Recently almost every time I talk to a person who has gotten into trouble with marijuana (hereafter referred to as weed because it’s shorter and easier to spell) up comes the debate about legalizing it. I have to say that the argument would be much better made by non-offenders and even better by non-weed-users but this has never, so far been the case.
The pro-weed group argues that everybody does it anyway and it’s less harmful than alcohol. The anti-weed group says everybody doesn’t do it and it is a drug that leads to the use of other drugs and has harmful long term effects.
The pro-weed group says that by criminalizing weed we unnecessarily spend taxpayer money to punish people for a harmless activity. Weed smokers are not criminals. The anti-weed group says that rather than reducing crime we’d be encouraging drug use and eventually pay the price with more drug abuse and subsequent criminal activity.
The pro-weed group says that weed makes you more creative, relaxed and mellow. The anti-weed group says weed makes you unmotivated and lazy. The pro-weed group says that weed has many positive medical benefits.

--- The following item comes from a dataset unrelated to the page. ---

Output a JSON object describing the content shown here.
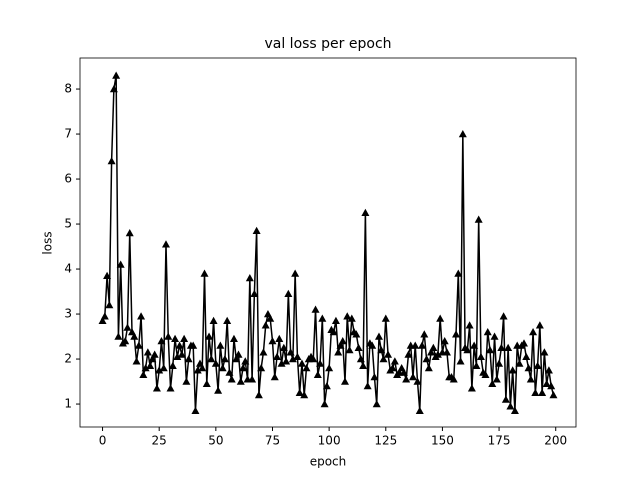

The anti-weed group doesn’t disagree but says that so does morphine but we don’t sell it in small quantities for recreational use.
The pro-weed group says that the drug is not addictive and the anti-weed group says that research has shown that the regular use of THC (the active ingredient in marijuana) can be habituating and psychologically addictive. There are, in fact, people who become addicted to weed. I know this because I have met more than a few and any regular weed smoker knows that it can be difficult and sometimes impossible to quit.
From my view, the states that have allowed medical use of cannabis have had more than their share of legal issues with proliferation of grow-houses and the continued spread of non-medical use. In other words, legalizing medical use hasn’t solved the drug abuse problem. In fact, medical use has created a whole new area of potential abuse by those claiming to have legitimate problems to get the drug and either misusing it or selling it. Decriminalizing quantities “for personal use” may be a better solution from a law enforcement perspective but not from a drug treatment perspective.
I think the legalization of marijuana issue is a much more complex problem than it appears at first glance. To me the liabilities far outweigh the benefits.